The fans still chant "Beat L.A! Beat L.A!", but the Celtics haven't done it in Boston in a while.
The Lakers' 91-84 victory in Game 3 of the NBA finals Tuesday night was their third straight victory in the TD Garden. Los Angeles, which has won at Boston in each of the last two regular seasons, now leads the series 2-1.
Quite a turnaround from when they lost all three games on the Celtics' home court in the 2008 NBA finals. Yet Kobe Bryant downplayed the idea that the Lakers have become more comfortable in their rival's building.
"For us, we've always viewed ourselves as being a good road team," Bryant said Wednesday. "It doesn't really matter where we play."
The Lakers are reminded of their 131-92 loss in Game 6 two years ago every time they come back to Boston. They stay in the same hotel they did then, which Pau Gasol said provides motivation.
"Every time we've stayed in that hotel reminds me of that last night," Gasol said. "I slept there after Game 6 and how bad I felt and how long of a night it was for us, and so the last two regular-season games I had the same feeling as I do every time I'm there."
Tuesday's game earned the highest television ratings for a Game 3 since 2004. The telecast got an 11.5 overnight rating, 14 percent better than the Lakers and Orlando posted in Game 3 last year. It was the highest-rated show on television Tuesday night, helping ABC win prime time.
Avery Johnson says in text he'll coach Nets
Avery Johnson said he has agreed to become the coach of the New Jersey Nets, the NBA's worst team.
In a text message to The Associated Press on Wednesday, Johnson said he thinks the Nets will announce the deal Thursday.
Nets president and general manager Rod Thorn did not immediately respond when asked to comment on Johnson's text. In an earlier e-mail to the AP, he said he "will have something to say" Thursday.
The current ESPN analyst coached Dallas for three-plus seasons, going 194-70 in the regular season and 23-24 in the playoffs. He guided the Mavs to the NBA finals in 2006, but was fired after a first-round playoff series loss to New Orleans in 2008.
Johnson will take over a team that posted a league- worst 12-70 record and set a league record opening the season with 18 straight losses.
The Nets threatened to break the 1972-73 Philadelphia 76ers' league record for fewest wins in a season — nine — until a late run got them over the hump.
Johnson should benefit from working with new Nets owner Mikhail Prokhorov. The Russian billionaire has said he will open his wallet in free agency, and the Nets have more than $23 million to spend on a talent pool that might include LeBron James.
The Nets will be moving to the Prudential Center in Newark for the next two years before permanently moving to their new arena, the Barclays Center, in Brooklyn, N.Y. in 2012.
League leads in diversity
The NBA still leads the way in sports diversity.
The NBA was again the only men's professional sports league to receive a combined "A" for race and gender in the annual report released Wednesday by the University of Central Florida's Institute for Diversity and Ethics in Sport.

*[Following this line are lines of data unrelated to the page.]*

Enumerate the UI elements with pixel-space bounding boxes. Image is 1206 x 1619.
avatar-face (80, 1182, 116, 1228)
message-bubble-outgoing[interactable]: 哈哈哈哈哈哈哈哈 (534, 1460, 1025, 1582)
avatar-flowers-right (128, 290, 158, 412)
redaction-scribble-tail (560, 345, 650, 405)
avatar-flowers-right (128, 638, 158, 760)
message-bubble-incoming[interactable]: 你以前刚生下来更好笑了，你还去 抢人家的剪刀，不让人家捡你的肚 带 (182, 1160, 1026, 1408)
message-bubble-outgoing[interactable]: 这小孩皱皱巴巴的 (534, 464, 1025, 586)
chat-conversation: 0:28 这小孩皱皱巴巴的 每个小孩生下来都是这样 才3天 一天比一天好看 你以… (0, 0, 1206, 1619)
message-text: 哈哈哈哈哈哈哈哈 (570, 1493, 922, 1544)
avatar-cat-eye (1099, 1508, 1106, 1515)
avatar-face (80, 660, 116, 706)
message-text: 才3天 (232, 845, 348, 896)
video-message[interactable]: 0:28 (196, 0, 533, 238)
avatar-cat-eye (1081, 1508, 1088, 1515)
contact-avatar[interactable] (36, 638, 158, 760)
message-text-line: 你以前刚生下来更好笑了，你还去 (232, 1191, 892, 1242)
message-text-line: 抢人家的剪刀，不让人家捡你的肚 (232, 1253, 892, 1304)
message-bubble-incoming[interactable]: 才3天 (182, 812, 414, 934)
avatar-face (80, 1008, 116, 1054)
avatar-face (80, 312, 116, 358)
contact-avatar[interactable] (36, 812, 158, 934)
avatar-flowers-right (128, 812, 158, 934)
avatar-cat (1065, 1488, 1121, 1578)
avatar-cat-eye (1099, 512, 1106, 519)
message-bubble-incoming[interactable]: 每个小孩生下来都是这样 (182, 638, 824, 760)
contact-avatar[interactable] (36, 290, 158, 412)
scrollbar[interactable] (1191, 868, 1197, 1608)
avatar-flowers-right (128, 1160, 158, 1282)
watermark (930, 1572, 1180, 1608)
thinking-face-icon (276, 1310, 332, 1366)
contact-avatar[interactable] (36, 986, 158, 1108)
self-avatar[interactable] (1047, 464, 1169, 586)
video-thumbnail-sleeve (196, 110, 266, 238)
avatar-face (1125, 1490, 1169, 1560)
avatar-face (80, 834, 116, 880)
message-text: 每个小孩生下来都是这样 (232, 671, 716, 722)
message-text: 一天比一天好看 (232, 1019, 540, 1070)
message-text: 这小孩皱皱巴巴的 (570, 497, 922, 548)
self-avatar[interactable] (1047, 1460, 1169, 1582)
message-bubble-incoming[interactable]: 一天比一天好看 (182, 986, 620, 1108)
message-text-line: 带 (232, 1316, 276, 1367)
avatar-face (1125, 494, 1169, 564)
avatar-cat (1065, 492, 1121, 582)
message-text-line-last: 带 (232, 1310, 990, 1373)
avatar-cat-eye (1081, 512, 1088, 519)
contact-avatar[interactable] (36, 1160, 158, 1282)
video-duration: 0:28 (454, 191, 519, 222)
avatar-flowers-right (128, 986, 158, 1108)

The league had slight decreases for blacks in front-office positions from last year but is still the best among men's pro sports.
The study shows 77 percent of the NBA players were black, 18 percent white, 3 percent Latino, 1 percent Asian and 1 percent "other." International players, after a steady rise in recent years, stayed steady at 18 percent.
Richard Lapchick, author of the study, said the percentage of international players might deviate slightly in the next few years but has "probably peaked" for now.
Women made up 44 percent of professional employees at the league offices. That increased by one percent from last year, higher than any other men's professional league in any previous study but still below the NBA's high of 49 percent in the 1995-96 season.
Asked Wednesday by Newsday whether Nike would like to see LeBron James land in New York, Charlie Denson, president of the Nike brand, said, "Where LeBron ends up is totally up to LeBron. We're obviously going to support him.
"He wants to put himself in the best situation to win. ... That's the most important part. So I think LeBron is going to try to pick the best place where he can win, and wherever that is, we're OK with that."
James signed an extension with Nike in March that is not believed to include a clause that would pay him more for moving to a market larger than Cleveland.